Dennoch bleibt es ja Teil einer unleugbaren Wahrheit, dass mehrere Studien aus dem Ausland und mindestens eine Studie des deutschen Paul-Ehrlich-Instituts, zu der Erkenntnis kamen, dass man nach einer Delta-Infektion irgendwas zwischen 16 und 20 Monate sicher sei. Möglicherweise auch länger, denn so lange gibt es das Virus unter diesem griechischen Buchstaben noch gar nicht. Den Genesenenstatus auf drei Monate zu verstümmeln, bleibt insofern ein willkürlicher Akt, eine Verlängerung wäre eigentlich sinnvoller gewesen. Die Verkürzung mit Omikron zu rechtfertigen, war aber natürlich der Trick der Stunde, um eine neue Impfbereitschaft zu generieren.
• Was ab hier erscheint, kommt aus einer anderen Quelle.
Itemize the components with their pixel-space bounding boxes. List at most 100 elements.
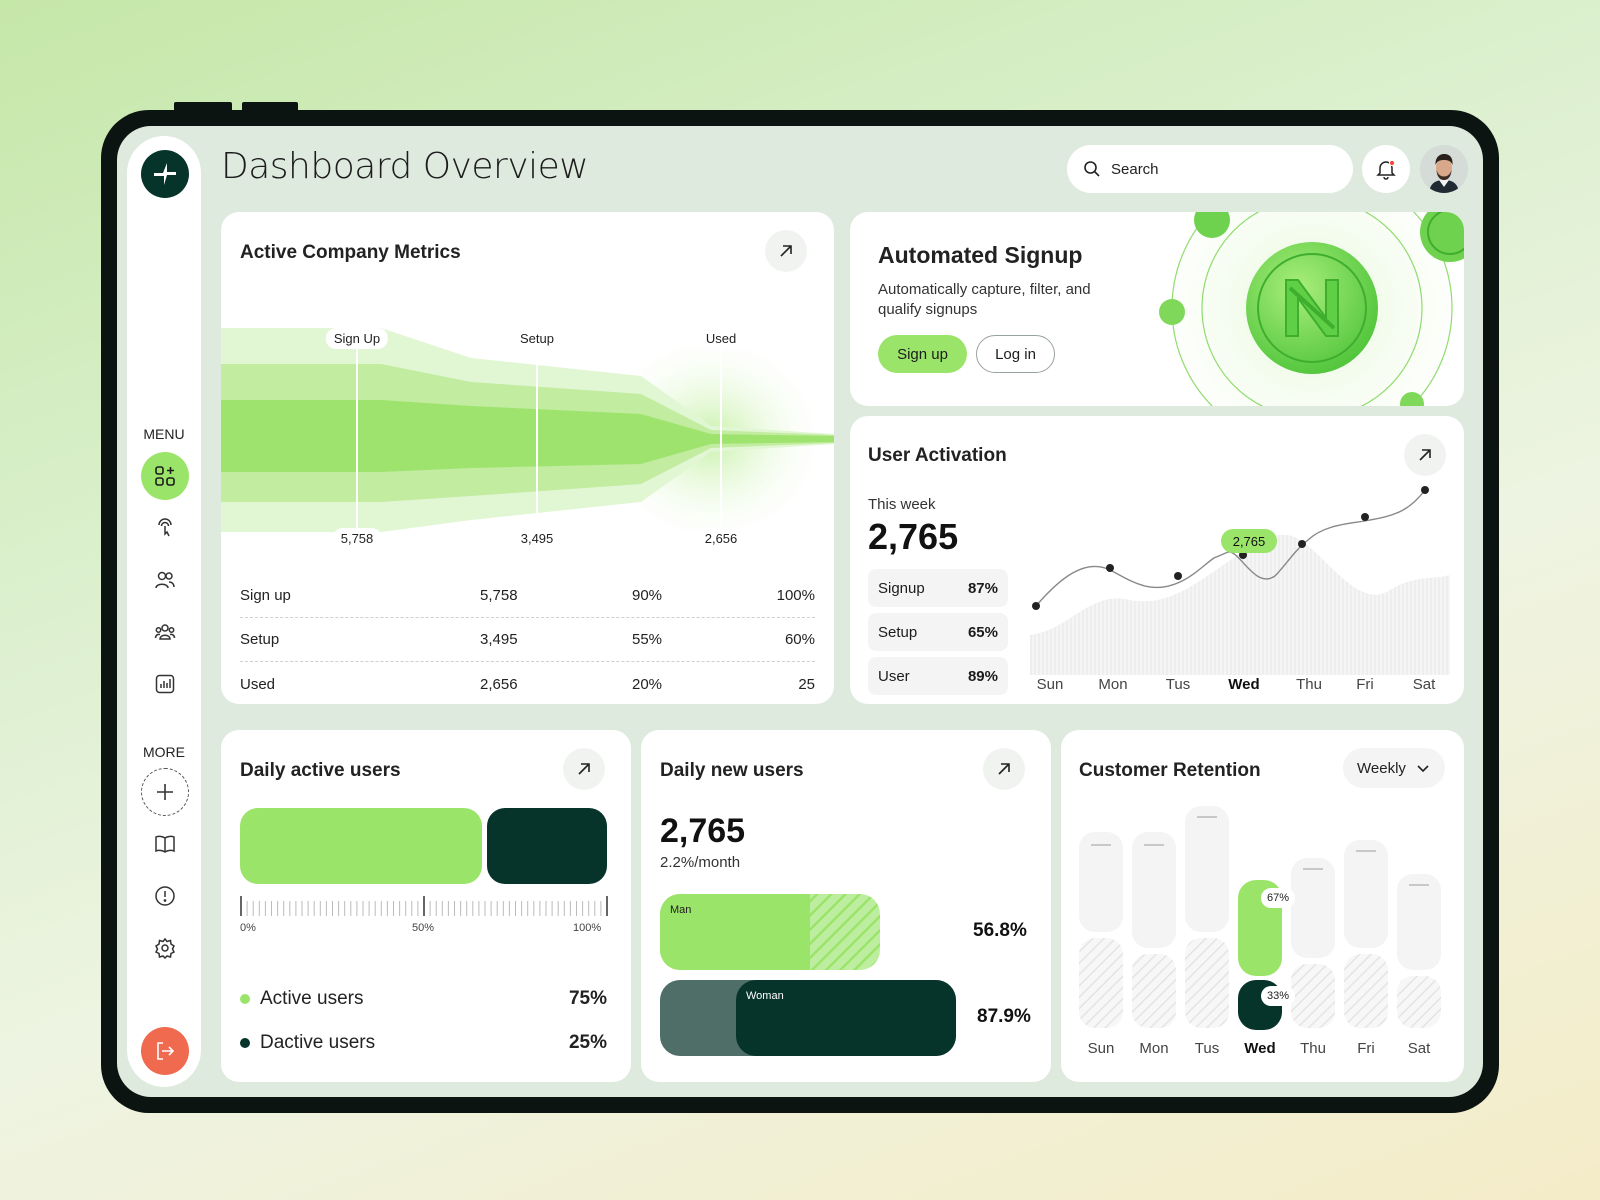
woman-bar-label: Woman: [746, 990, 784, 1002]
retention-bar-fri: [1344, 840, 1388, 1028]
metrics-expand-button[interactable]: [765, 230, 807, 272]
search-input[interactable]: [1111, 160, 1331, 178]
more-label: MORE: [143, 744, 185, 760]
stat-label: Signup: [878, 579, 925, 597]
search-bar[interactable]: [1067, 145, 1353, 193]
settings-icon: [154, 937, 176, 959]
login-button[interactable]: Log in: [976, 335, 1055, 373]
legend-dot: [240, 994, 250, 1004]
row-rate: 20%: [632, 675, 663, 693]
nav-help[interactable]: [141, 872, 189, 920]
book-icon: [155, 835, 175, 853]
stat-setup: Setup 65%: [868, 613, 1008, 651]
active-company-metrics-card: Active Company Metrics Sign Up Setup Use…: [221, 212, 834, 704]
stat-signup: Signup 87%: [868, 569, 1008, 607]
info-icon: [155, 886, 175, 906]
stage-value-signup: 5,758: [332, 528, 382, 549]
retention-title: Customer Retention: [1079, 760, 1261, 781]
retention-upper-badge: 67%: [1261, 888, 1295, 908]
add-icon: [157, 784, 173, 800]
daily-new-users-card: Daily new users 2,765 2.2%/month Man 56.…: [641, 730, 1051, 1082]
data-point: [1361, 513, 1369, 521]
arrow-up-right-icon: [780, 245, 792, 257]
nav-users[interactable]: [141, 556, 189, 604]
row-count: 2,656: [480, 675, 518, 693]
metrics-table: Sign up 5,758 90% 100% Setup 3,495 55% 6…: [240, 574, 815, 704]
logo[interactable]: [141, 150, 189, 198]
activation-day: Sat: [1412, 676, 1436, 693]
team-icon: [154, 624, 176, 640]
nav-teams[interactable]: [141, 608, 189, 656]
retention-day: Thu: [1300, 1040, 1326, 1057]
signup-promo-description: Automatically capture, filter, and quali…: [878, 281, 1091, 318]
daily-new-value: 2,765: [660, 812, 746, 850]
daily-active-title: Daily active users: [240, 760, 401, 781]
nav-reports[interactable]: [141, 660, 189, 708]
retention-day: Fri: [1357, 1040, 1375, 1057]
activation-period: This week: [868, 496, 936, 513]
nav-engagement[interactable]: [141, 504, 189, 552]
signup-button[interactable]: Sign up: [878, 335, 967, 373]
menu-label: MENU: [143, 426, 185, 442]
sidebar: MENU MORE: [127, 136, 201, 1087]
dropdown-value: Weekly: [1357, 759, 1406, 777]
stage-line-setup: [536, 342, 538, 528]
arrow-up-right-icon: [578, 763, 590, 775]
daily-active-expand-button[interactable]: [563, 748, 605, 790]
add-button[interactable]: [141, 768, 189, 816]
stat-label: Setup: [878, 623, 918, 641]
data-point: [1421, 486, 1429, 494]
row-name: Used: [240, 675, 276, 693]
stage-line-used: [720, 342, 722, 528]
stage-label-signup: Sign Up: [325, 328, 389, 349]
nav-docs[interactable]: [141, 820, 189, 868]
retention-lower-badge: 33%: [1261, 986, 1295, 1006]
man-bar: [660, 894, 880, 970]
report-chart-icon: [155, 674, 175, 694]
bell-icon: [1376, 159, 1396, 180]
stage-label-used: Used: [697, 328, 745, 349]
activation-day: Tus: [1165, 676, 1191, 693]
data-point: [1298, 540, 1306, 548]
daily-new-growth: 2.2%/month: [660, 854, 741, 871]
touch-pointer-icon: [158, 518, 172, 537]
legend-inactive-users: Dactive users 25%: [240, 1032, 607, 1054]
legend-dot: [240, 1038, 250, 1048]
stat-value: 65%: [967, 623, 998, 641]
nav-settings[interactable]: [141, 924, 189, 972]
activation-expand-button[interactable]: [1404, 434, 1446, 476]
row-count: 5,758: [480, 587, 518, 604]
stage-value-setup: 3,495: [512, 528, 562, 549]
woman-bar-value: 87.9%: [977, 1006, 1031, 1027]
row-count: 3,495: [480, 631, 518, 648]
stat-user: User 89%: [868, 657, 1008, 695]
row-name: Setup: [240, 631, 280, 648]
dashboard-grid-icon: [155, 466, 175, 486]
daily-new-expand-button[interactable]: [983, 748, 1025, 790]
user-avatar[interactable]: [1420, 145, 1468, 193]
search-icon: [1084, 161, 1100, 177]
daily-active-users-card: Daily active users 0% 50% 100% Active us…: [221, 730, 631, 1082]
users-icon: [155, 571, 175, 589]
daily-new-title: Daily new users: [660, 760, 804, 781]
dashboard-screen: MENU MORE Dashboard Overview Search Acti…: [117, 126, 1483, 1097]
retention-bar-sat: [1397, 874, 1441, 1028]
retention-bar-mon: [1132, 832, 1176, 1028]
nav-dashboard[interactable]: [141, 452, 189, 500]
row-total: 60%: [784, 631, 815, 648]
funnel-chart: [221, 328, 834, 549]
retention-day: Sun: [1087, 1040, 1115, 1057]
logo-icon: [154, 163, 176, 185]
row-total: 100%: [776, 587, 815, 604]
activation-day: Fri: [1356, 676, 1374, 693]
chevron-down-icon: [1417, 765, 1429, 773]
logout-button[interactable]: [141, 1027, 189, 1075]
scale-min: 0%: [240, 922, 256, 934]
retention-day: Mon: [1139, 1040, 1169, 1057]
retention-bar-sun: [1079, 832, 1123, 1028]
retention-period-dropdown[interactable]: Weekly: [1343, 748, 1445, 788]
retention-day: Sat: [1407, 1040, 1431, 1057]
data-point: [1106, 564, 1114, 572]
notifications-button[interactable]: [1362, 145, 1410, 193]
activation-title: User Activation: [868, 445, 1007, 466]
Letztlich hat man den Status verkürzt, weil man als von Delta Genesener Gefahr lief, sich zu erkälten: Das ist im Grunde die ganze banale Wahrheit. Omikron-Genesenen hat man gesagt, dass ihre Gesundung nur wenig Immunität bringe. Was aber bei Doppeltgenesenen wie mir? Wenn man da recherchiert, findet man nichts – außer das Übliche wie: Frischen Sie per Impfung auf, dann sind Sie besser geschützt. Noch besser? Ich habe die Sache nun zweimal überlebt. Wären meine Antikörper nicht auf Level eines – sagen wir mal – fünffach Geboosterten einzuordnen? Überhaupt ist es lachhaft, noch Genesenenzertifikate auszustellen. Ich kenne in meinem Umfeld Menschen, die auch erkältet waren und deren Schnelltests negativ ausschlugen. Sie hatten dieselben Symptome wie ich, wir hatten sogar Umgang miteinander. Wer ein Zertifikat hat oder nicht, sagt doch nichts mehr aus.

Hören wir also auf mit dem Unsinn. Was? Können wir nicht, denn es sterben Menschen? Klar, das tun sie immer. Übrigens sterben auch Menschen an Erkältungen. Leider. Mir tut das leid. Aber einen Anspruch an die Gesellschaft, diese Leute zu schützen, gibt es nicht. Und das kann mir nicht leid tun. Das ist der Preis, den jeder von uns bezahlt. Das war nie anders. Und kann es auch gar nicht sein.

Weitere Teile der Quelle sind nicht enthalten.